The second thing that governs the “losslessness” of a digital filter is computational rounding errors. Every time you add together two N-bit numbers the answer is a (N+1)-bit number. But in a computer, if you are only able to represent the answer in a N-bit environment, you have to throw away the least significant bit of your answer. It is much worse for multiplication and division. Therefore, the more additions and multiplications you do, the more times you have to throw away bits of useful information. If you do it enough times, it is possible to actually end up replacing all of your data with noise! In real-world computers, the solution is to use as many bits as possible to represent your data. In most computers the largest bit depth available is 64-bits, which is really a huge quantity. Also, many Intel CPUs actually perform their floating point arithmetic internally in a 80-bit structure, which helps a little. All of this means that with a 64-bit data engine, you can implement filters with many, many poles and not lose data to rounding errors.

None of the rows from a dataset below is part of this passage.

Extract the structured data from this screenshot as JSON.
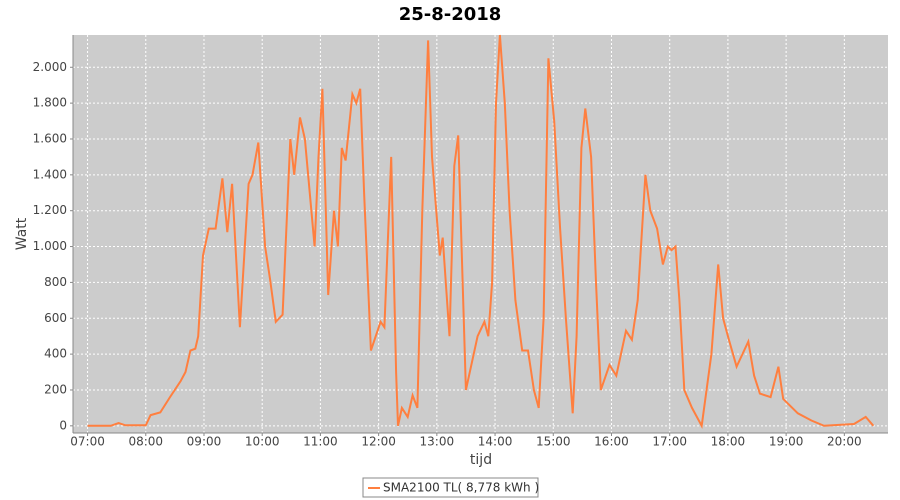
{
  "chart_data": {
    "type": "line",
    "title": "25-8-2018",
    "x_label": "tijd",
    "y_label": "Watt",
    "xlim": [
      "06:45",
      "20:45"
    ],
    "ylim": [
      -40,
      2180
    ],
    "xticks": [
      "07:00",
      "08:00",
      "09:00",
      "10:00",
      "11:00",
      "12:00",
      "13:00",
      "14:00",
      "15:00",
      "16:00",
      "17:00",
      "18:00",
      "19:00",
      "20:00"
    ],
    "yticks": [
      0,
      200,
      400,
      600,
      800,
      {
        "value": 1000,
        "label": "1.000"
      },
      {
        "value": 1200,
        "label": "1.200"
      },
      {
        "value": 1400,
        "label": "1.400"
      },
      {
        "value": 1600,
        "label": "1.600"
      },
      {
        "value": 1800,
        "label": "1.800"
      },
      {
        "value": 2000,
        "label": "2.000"
      }
    ],
    "grid": true,
    "x": [
      "07:00",
      "07:24",
      "07:32",
      "07:39",
      "08:00",
      "08:05",
      "08:15",
      "08:25",
      "08:36",
      "08:41",
      "08:46",
      "08:51",
      "08:54",
      "08:59",
      "09:05",
      "09:12",
      "09:19",
      "09:24",
      "09:29",
      "09:37",
      "09:46",
      "09:50",
      "09:56",
      "10:03",
      "10:08",
      "10:14",
      "10:21",
      "10:29",
      "10:33",
      "10:39",
      "10:44",
      "10:54",
      "10:58",
      "11:02",
      "11:08",
      "11:14",
      "11:18",
      "11:22",
      "11:26",
      "11:33",
      "11:37",
      "11:41",
      "11:45",
      "11:52",
      "12:02",
      "12:06",
      "12:13",
      "12:18",
      "12:20",
      "12:24",
      "12:30",
      "12:35",
      "12:40",
      "12:45",
      "12:51",
      "12:55",
      "13:03",
      "13:06",
      "13:13",
      "13:18",
      "13:22",
      "13:30",
      "13:42",
      "13:49",
      "13:53",
      "13:57",
      "14:01",
      "14:05",
      "14:10",
      "14:15",
      "14:21",
      "14:28",
      "14:34",
      "14:40",
      "14:45",
      "14:50",
      "14:55",
      "15:01",
      "15:07",
      "15:13",
      "15:20",
      "15:24",
      "15:29",
      "15:33",
      "15:39",
      "15:44",
      "15:49",
      "15:58",
      "16:05",
      "16:15",
      "16:21",
      "16:27",
      "16:35",
      "16:40",
      "16:47",
      "16:53",
      "16:58",
      "17:02",
      "17:06",
      "17:10",
      "17:15",
      "17:23",
      "17:33",
      "17:43",
      "17:50",
      "17:55",
      "18:01",
      "18:09",
      "18:21",
      "18:27",
      "18:33",
      "18:44",
      "18:52",
      "18:57",
      "19:12",
      "19:26",
      "19:39",
      "20:10",
      "20:22",
      "20:30"
    ],
    "series": [
      {
        "name": "SMA2100 TL( 8,778 kWh )",
        "color": "#ff7f3f",
        "values": [
          0,
          0,
          15,
          3,
          3,
          60,
          75,
          160,
          250,
          300,
          420,
          430,
          500,
          950,
          1100,
          1100,
          1380,
          1080,
          1350,
          550,
          1350,
          1400,
          1580,
          1000,
          820,
          580,
          620,
          1600,
          1400,
          1720,
          1600,
          1000,
          1500,
          1880,
          730,
          1200,
          1000,
          1550,
          1480,
          1850,
          1800,
          1880,
          1300,
          420,
          580,
          550,
          1500,
          300,
          0,
          100,
          50,
          170,
          100,
          1200,
          2150,
          1500,
          950,
          1050,
          500,
          1450,
          1620,
          200,
          500,
          580,
          500,
          800,
          1800,
          2180,
          1800,
          1200,
          700,
          420,
          420,
          200,
          100,
          600,
          2050,
          1700,
          1100,
          600,
          70,
          500,
          1550,
          1770,
          1500,
          800,
          200,
          340,
          280,
          530,
          480,
          700,
          1400,
          1200,
          1100,
          900,
          1000,
          980,
          1000,
          700,
          200,
          100,
          0,
          400,
          900,
          600,
          480,
          330,
          470,
          280,
          180,
          160,
          330,
          150,
          70,
          30,
          0,
          10,
          50,
          0
        ]
      }
    ]
  }
}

The best expression of rounding errors is to use Google to hunt down data for the background noise level produced by Fourier Transforms of different lengths, using different data representations, and different FFT algorithms (which relates to the number of additions/multiplications needed to execute the transform) - and different CPUs! I have done this before, but I can’t remember where I found the information.
So there we have it. There are four areas in which a filter may have an audible signature, (i) the frequency response (well, duh, but I mean residual ripple in the passband of the frequency response), (ii) features of the phase response, (iii) features of the impulse response, (iv) noise due to computational rounding errors. Of those, the first three are intimately connected, but the question is whether or not there are measurable factors in those specific views into the fundamental performance of the filter, which can be tracked down and quantified as to their sonic impact. The state-of-the-art has not yet reached that point, and will not do so until such time as the consensus view of the golden-eared audiophile community are in agreement with the scientific community that it has.